Johnny Be Good (1988)

Directed by Bud Smith
Written by Steve Zacharias & Jeff Buhai & David Obst

Oftentimes there are extenuating circumstances which just prevent something from happening. It can’t be stopped. You can try, you can get help, but it’s just going to happen for one reason or another. Take Johnny Be Good for instance. You can make a football movie in 1988, a fairly rich time for the genre, and get teen stars Anthony Michael Hall, Robert Downey Jr. and Uma Thurman to star, and low and behold, your movie can still be a big steaming pile of horrible. It just goes to show that so many factors go into making a movie, and making a good one, that it’s hard to credit one or two people for the success of a film, or for its downfall. Make no mistake, Hall, Downey and Thurman are at fault here too, though perhaps not most at fault. That distinction likely goes to director Bud Smith and the screenwriting team.

Johnny Walker (Anthony Michael Hall) is an all-star quarterback, ready to graduate from high school after leading his team to the state championship, and go play ball at a big time college football team. His coach (Paul Gleason) takes more credit than he deserves for Johnny, hoping to steer him to Piermont for his own gain, his girlfriend Georgia (Uma Thurman) wants him to go to State with her, like they had talked about, while Johnny’s friend and incompetent backup quarterback Leo (Robert Downey, Jr.) is just along for the ride to reap the benefits of what it means to be recruited by the biggest schools in the country. Johnny seems to be getting in well over his head as he’s courted by the biggest schools in the country, but will he come back down to earth and find the right place for him?

The premise is interesting enough. I enjoy the recruiting aspect of college football and follow Ohio State’s (I’m from Columbus) classes each year with great interest. It’s always fascinating to me to see how a program evaluates talent. In this day and age, rankings mean a lot, and talent means a lot, but the great programs also recruit to culture, personality. It makes a big difference. So what is Johnny Walker’s personality? It’s really hard to tell because his character feels underdeveloped, and his character feels a little out of Anthony Michael Hall’s element. Playing against type can be great for a career, and can result in a surprisingly effective performance, but that is not Johnny Walker. Hall, who is typically the nerdy outsider type, is now the QB, jock, stud type who is too cool for school and gets courted by the biggest programs in college football. It doesn’t feel right.
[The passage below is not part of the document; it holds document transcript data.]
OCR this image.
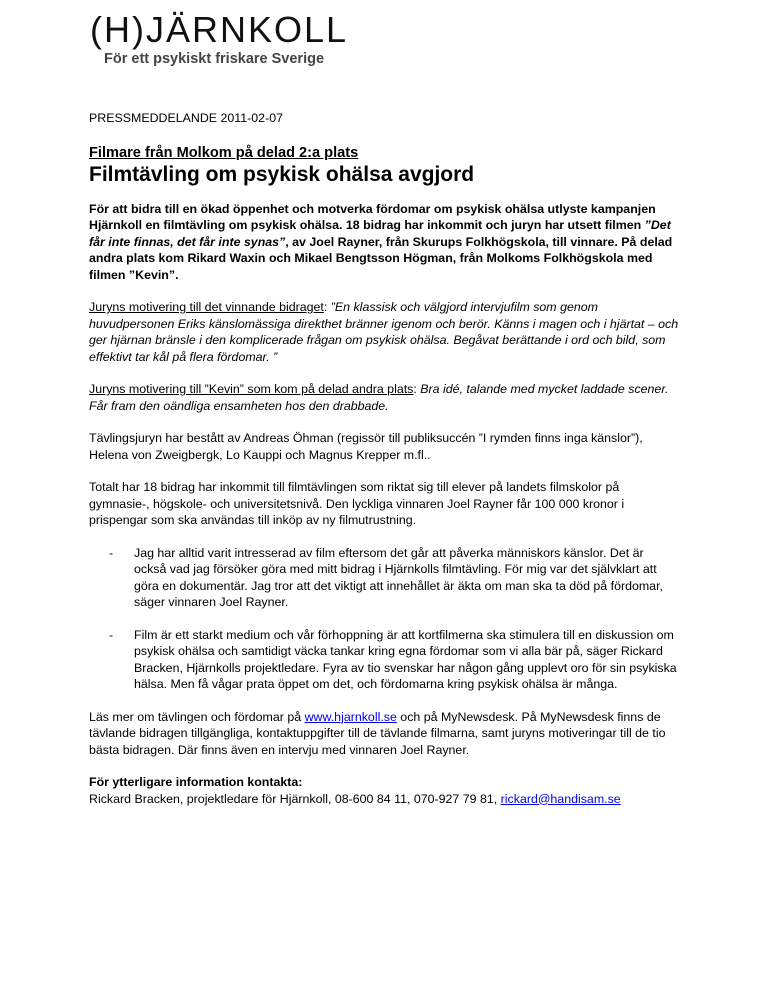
(H)JÄRNKOLL
För ett psykiskt friskare Sverige

PRESSMEDDELANDE 2011-02-07

Filmare från Molkom på delad 2:a plats

Filmtävling om psykisk ohälsa avgjord

För att bidra till en ökad öppenhet och motverka fördomar om psykisk ohälsa utlyste kampanjen Hjärnkoll en filmtävling om psykisk ohälsa. 18 bidrag har inkommit och juryn har utsett filmen ”Det får inte finnas, det får inte synas”, av Joel Rayner, från Skurups Folkhögskola, till vinnare. På delad andra plats kom Rikard Waxin och Mikael Bengtsson Högman, från Molkoms Folkhögskola med filmen ”Kevin”.

Juryns motivering till det vinnande bidraget: ”En klassisk och välgjord intervjufilm som genom huvudpersonen Eriks känslomässiga direkthet bränner igenom och berör. Känns i magen och i hjärtat – och ger hjärnan bränsle i den komplicerade frågan om psykisk ohälsa. Begåvat berättande i ord och bild, som effektivt tar kål på flera fördomar. ”

Juryns motivering till ”Kevin” som kom på delad andra plats: Bra idé, talande med mycket laddade scener. Får fram den oändliga ensamheten hos den drabbade.

Tävlingsjuryn har bestått av Andreas Öhman (regissör till publiksuccén ”I rymden finns inga känslor”), Helena von Zweigbergk, Lo Kauppi och Magnus Krepper m.fl..

Totalt har 18 bidrag har inkommit till filmtävlingen som riktat sig till elever på landets filmskolor på gymnasie-, högskole- och universitetsnivå. Den lyckliga vinnaren Joel Rayner får 100 000 kronor i prispengar som ska användas till inköp av ny filmutrustning.

- Jag har alltid varit intresserad av film eftersom det går att påverka människors känslor. Det är också vad jag försöker göra med mitt bidrag i Hjärnkolls filmtävling. För mig var det självklart att göra en dokumentär. Jag tror att det viktigt att innehållet är äkta om man ska ta död på fördomar, säger vinnaren Joel Rayner.
- Film är ett starkt medium och vår förhoppning är att kortfilmerna ska stimulera till en diskussion om psykisk ohälsa och samtidigt väcka tankar kring egna fördomar som vi alla bär på, säger Rickard Bracken, Hjärnkolls projektledare. Fyra av tio svenskar har någon gång upplevt oro för sin psykiska hälsa. Men få vågar prata öppet om det, och fördomarna kring psykisk ohälsa är många.

Läs mer om tävlingen och fördomar på www.hjarnkoll.se och på MyNewsdesk. På MyNewsdesk finns de tävlande bidragen tillgängliga, kontaktuppgifter till de tävlande filmarna, samt juryns motiveringar till de tio bästa bidragen. Där finns även en intervju med vinnaren Joel Rayner.

För ytterligare information kontakta:

Rickard Bracken, projektledare för Hjärnkoll, 08-600 84 11, 070-927 79 81, rickard@handisam.se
That’s likely the least of this films transgressions, however. Stupidity is easily its greatest. The tone of the film is silly and over the top, from start to finish. Which is fine if you can be as funny and effective as National Lampoon, but this is not funny. This is awkward. There’s a seedy culture of the jock getting everything he wants, of the girlfriend following behind and doing what she’s supposed to. It’s bad. And the acting, woof. This must have been during Downey Jr.’s drug era because what the hell is he even doing here? He doesn’t seem like a real living human being. He’s a caricature, and a painfully unfunny one at that. Thurman is fine, playing it mostly straight in the face of the silly around her, but her character suffers from some rather horrid writing, like the rest of the movie.
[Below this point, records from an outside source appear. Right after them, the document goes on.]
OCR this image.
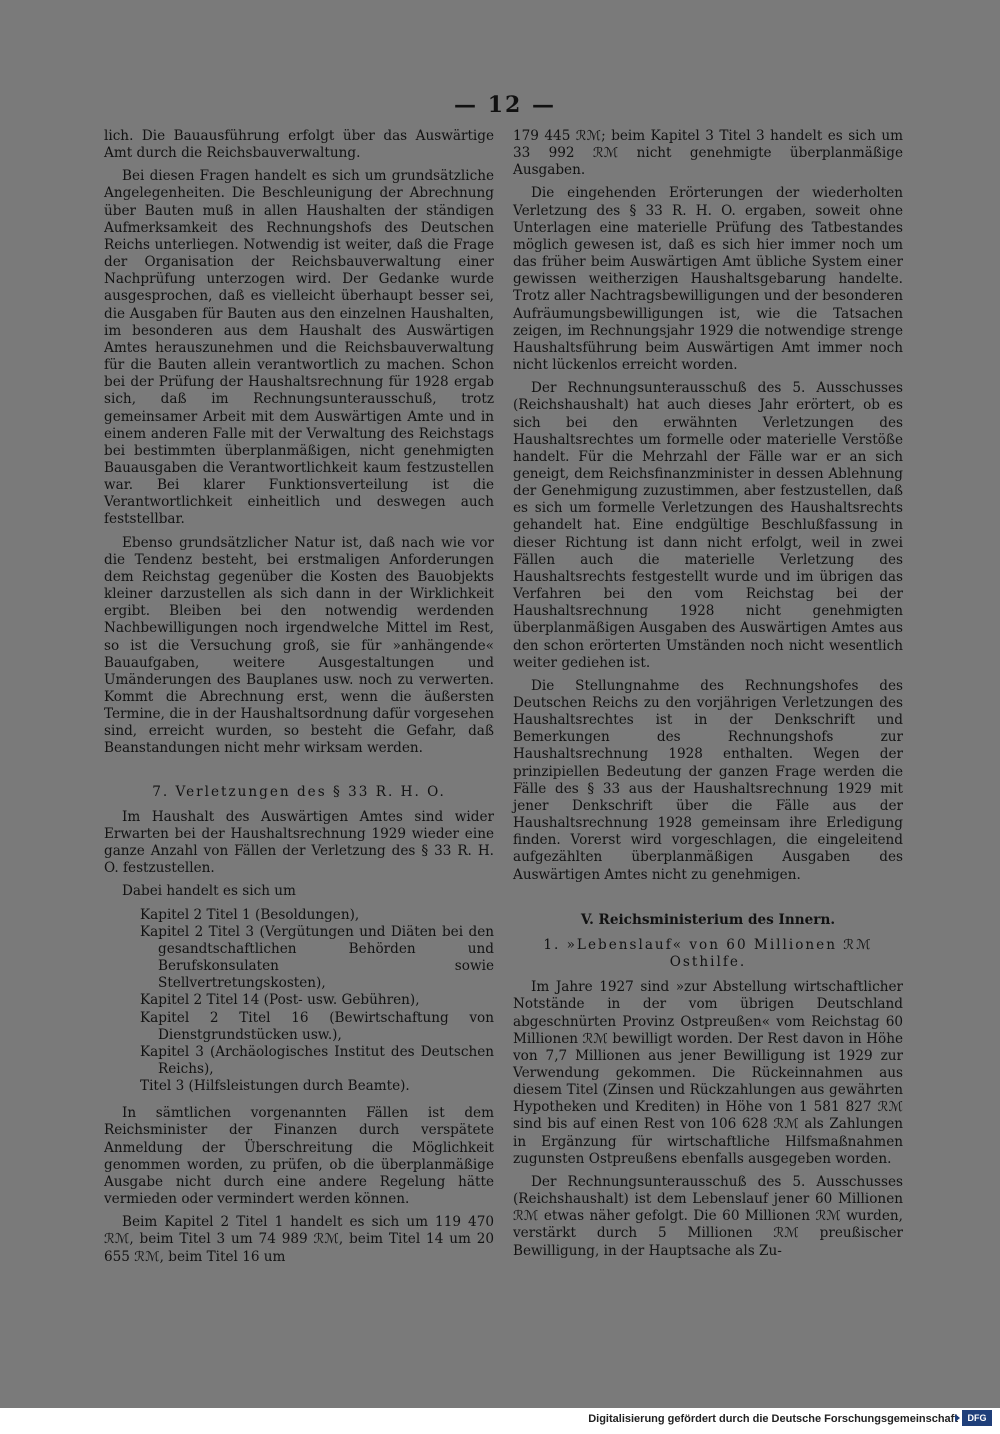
— 12 —

lich. Die Bauausführung erfolgt über das Auswärtige Amt durch die Reichsbauverwaltung.

Bei diesen Fragen handelt es sich um grundsätzliche Angelegenheiten. Die Beschleunigung der Abrechnung über Bauten muß in allen Haushalten der ständigen Aufmerksamkeit des Rechnungshofs des Deutschen Reichs unterliegen. Notwendig ist weiter, daß die Frage der Organisation der Reichsbauverwaltung einer Nachprüfung unterzogen wird. Der Gedanke wurde ausgesprochen, daß es vielleicht überhaupt besser sei, die Ausgaben für Bauten aus den einzelnen Haushalten, im besonderen aus dem Haushalt des Auswärtigen Amtes herauszunehmen und die Reichsbauverwaltung für die Bauten allein verantwortlich zu machen. Schon bei der Prüfung der Haushaltsrechnung für 1928 ergab sich, daß im Rechnungsunterausschuß, trotz gemeinsamer Arbeit mit dem Auswärtigen Amte und in einem anderen Falle mit der Verwaltung des Reichstags bei bestimmten überplanmäßigen, nicht genehmigten Bauausgaben die Verantwortlichkeit kaum festzustellen war. Bei klarer Funktionsverteilung ist die Verantwortlichkeit einheitlich und deswegen auch feststellbar.

Ebenso grundsätzlicher Natur ist, daß nach wie vor die Tendenz besteht, bei erstmaligen Anforderungen dem Reichstag gegenüber die Kosten des Bauobjekts kleiner darzustellen als sich dann in der Wirklichkeit ergibt. Bleiben bei den notwendig werdenden Nachbewilligungen noch irgendwelche Mittel im Rest, so ist die Versuchung groß, sie für »anhängende« Bauaufgaben, weitere Ausgestaltungen und Umänderungen des Bauplanes usw. noch zu verwerten. Kommt die Abrechnung erst, wenn die äußersten Termine, die in der Haushaltsordnung dafür vorgesehen sind, erreicht wurden, so besteht die Gefahr, daß Beanstandungen nicht mehr wirksam werden.

7. Verletzungen des § 33 R. H. O.

Im Haushalt des Auswärtigen Amtes sind wider Erwarten bei der Haushaltsrechnung 1929 wieder eine ganze Anzahl von Fällen der Verletzung des § 33 R. H. O. festzustellen.

Dabei handelt es sich um

Kapitel 2 Titel 1 (Besoldungen),
Kapitel 2 Titel 3 (Vergütungen und Diäten bei den gesandtschaftlichen Behörden und Berufskonsulaten sowie Stellvertretungskosten),
Kapitel 2 Titel 14 (Post- usw. Gebühren),
Kapitel 2 Titel 16 (Bewirtschaftung von Dienstgrundstücken usw.),
Kapitel 3 (Archäologisches Institut des Deutschen Reichs),
Titel 3 (Hilfsleistungen durch Beamte).

In sämtlichen vorgenannten Fällen ist dem Reichsminister der Finanzen durch verspätete Anmeldung der Überschreitung die Möglichkeit genommen worden, zu prüfen, ob die überplanmäßige Ausgabe nicht durch eine andere Regelung hätte vermieden oder vermindert werden können.

Beim Kapitel 2 Titel 1 handelt es sich um 119 470 ℛℳ, beim Titel 3 um 74 989 ℛℳ, beim Titel 14 um 20 655 ℛℳ, beim Titel 16 um

179 445 ℛℳ; beim Kapitel 3 Titel 3 handelt es sich um 33 992 ℛℳ nicht genehmigte überplanmäßige Ausgaben.

Die eingehenden Erörterungen der wiederholten Verletzung des § 33 R. H. O. ergaben, soweit ohne Unterlagen eine materielle Prüfung des Tatbestandes möglich gewesen ist, daß es sich hier immer noch um das früher beim Auswärtigen Amt übliche System einer gewissen weitherzigen Haushaltsgebarung handelte. Trotz aller Nachtragsbewilligungen und der besonderen Aufräumungsbewilligungen ist, wie die Tatsachen zeigen, im Rechnungsjahr 1929 die notwendige strenge Haushaltsführung beim Auswärtigen Amt immer noch nicht lückenlos erreicht worden.

Der Rechnungsunterausschuß des 5. Ausschusses (Reichshaushalt) hat auch dieses Jahr erörtert, ob es sich bei den erwähnten Verletzungen des Haushaltsrechtes um formelle oder materielle Verstöße handelt. Für die Mehrzahl der Fälle war er an sich geneigt, dem Reichsfinanzminister in dessen Ablehnung der Genehmigung zuzustimmen, aber festzustellen, daß es sich um formelle Verletzungen des Haushaltsrechts gehandelt hat. Eine endgültige Beschlußfassung in dieser Richtung ist dann nicht erfolgt, weil in zwei Fällen auch die materielle Verletzung des Haushaltsrechts festgestellt wurde und im übrigen das Verfahren bei den vom Reichstag bei der Haushaltsrechnung 1928 nicht genehmigten überplanmäßigen Ausgaben des Auswärtigen Amtes aus den schon erörterten Umständen noch nicht wesentlich weiter gediehen ist.

Die Stellungnahme des Rechnungshofes des Deutschen Reichs zu den vorjährigen Verletzungen des Haushaltsrechtes ist in der Denkschrift und Bemerkungen des Rechnungshofs zur Haushaltsrechnung 1928 enthalten. Wegen der prinzipiellen Bedeutung der ganzen Frage werden die Fälle des § 33 aus der Haushaltsrechnung 1929 mit jener Denkschrift über die Fälle aus der Haushaltsrechnung 1928 gemeinsam ihre Erledigung finden. Vorerst wird vorgeschlagen, die eingeleitend aufgezählten überplanmäßigen Ausgaben des Auswärtigen Amtes nicht zu genehmigen.

V. Reichsministerium des Innern.
1. »Lebenslauf« von 60 Millionen ℛℳ Osthilfe.

Im Jahre 1927 sind »zur Abstellung wirtschaftlicher Notstände in der vom übrigen Deutschland abgeschnürten Provinz Ostpreußen« vom Reichstag 60 Millionen ℛℳ bewilligt worden. Der Rest davon in Höhe von 7,7 Millionen aus jener Bewilligung ist 1929 zur Verwendung gekommen. Die Rückeinnahmen aus diesem Titel (Zinsen und Rückzahlungen aus gewährten Hypotheken und Krediten) in Höhe von 1 581 827 ℛℳ sind bis auf einen Rest von 106 628 ℛℳ als Zahlungen in Ergänzung für wirtschaftliche Hilfsmaßnahmen zugunsten Ostpreußens ebenfalls ausgegeben worden.

Der Rechnungsunterausschuß des 5. Ausschusses (Reichshaushalt) ist dem Lebenslauf jener 60 Millionen ℛℳ etwas näher gefolgt. Die 60 Millionen ℛℳ wurden, verstärkt durch 5 Millionen ℛℳ preußischer Bewilligung, in der Hauptsache als Zu-

Digitalisierung gefördert durch die Deutsche Forschungsgemeinschaft	DFG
It just kept getting worse too. I kept thinking to myself this can’t be real. They can’t have made this bad of a movie. But, they did, unfortunately. It’s a cartoon, in the worst possible way. This style of film may have been en vogue back then (thanks National Lampoon for mostly doing it right), but the imposter’s version is just cringeworthy. When you make a movie like this that misses with every joke, and at every turn, the end result is just a painful watch. Painful. Never again. Avoid this movie like the plague. I had heard it wasn’t good, but my curiosity, my faith in the likes of Hall, Downey Jr. and Thurman was too great. Please, I plead with you, do not make the same mistake I did. Don’t see it.